В топку это и другое, в стол, коробку, ящик, погреб. В яму псевдофолиантов.
Я выдумал, я написал — и был таков. Простая рифма — и без дураков.
Платиновый диск, обагрённый кровью
Максим Кабир, Дмитрий Костюкевич, Алексей Жарков
Они пришли в особняк, как средневековые крестьяне приходили к ведьмам. Разгневанные, испуганные. Выбили дверь. Растоптали награды. Знаменитый хозяин был для них длинноволосым фриком.
— Связать!
На экране опрокинутого телевизора подросток расстреливал из винтовки одноклассников.
«…третье массовое убийство. Напомним, все стрелки являлись поклонниками…» Музыкант глотал кровь, разглядывая незваных гостей.
— Твои песни — зло!
Ждали слёз. Просящих рук, протянутых к тяжёлым ботинкам.
«…запрещены на всех радио- и телевизионных каналах. Диски изымаются…»
Хозяин дома затряс головой, и они отступили по битому стеклу, не понимая.

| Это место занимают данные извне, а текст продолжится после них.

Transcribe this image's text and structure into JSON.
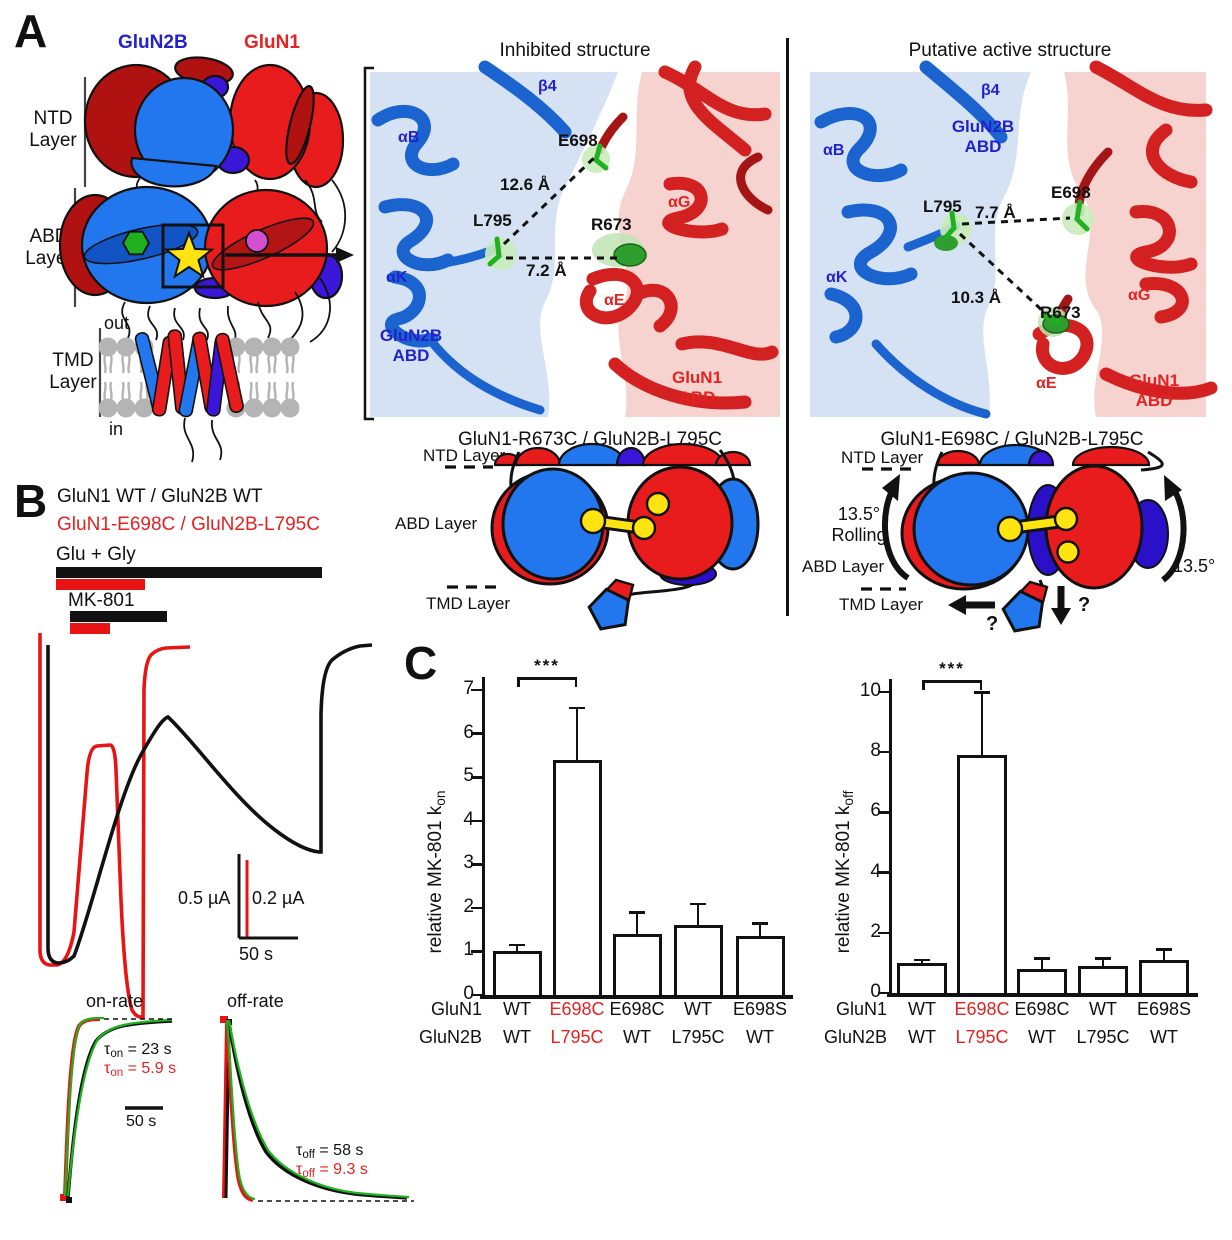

Музыкант пялился на собственные руки, стянутые хомутом по запястьям, на грудь под чёрным халатом.
— Не я… — придушенно засмеялся. — Их написал не…
Заткнули ударом, сорвали одежду. Замерли. До черноты татуированное тело: дьяволы, бесы, звери, глаза. Злые, пугающие, заморгали, заворочались на коже, напрягая бугристые мышцы. Нож выпал из руки рыжебородого, коленки затряслись. Музыкант будто выворачивался наизнанку, раздуваясь, краснея и брызгая густой едкой кровью.
— Это мы, — заревело, вздыбившись, тело, — мы написали. Но слушали — вы-ы-ы.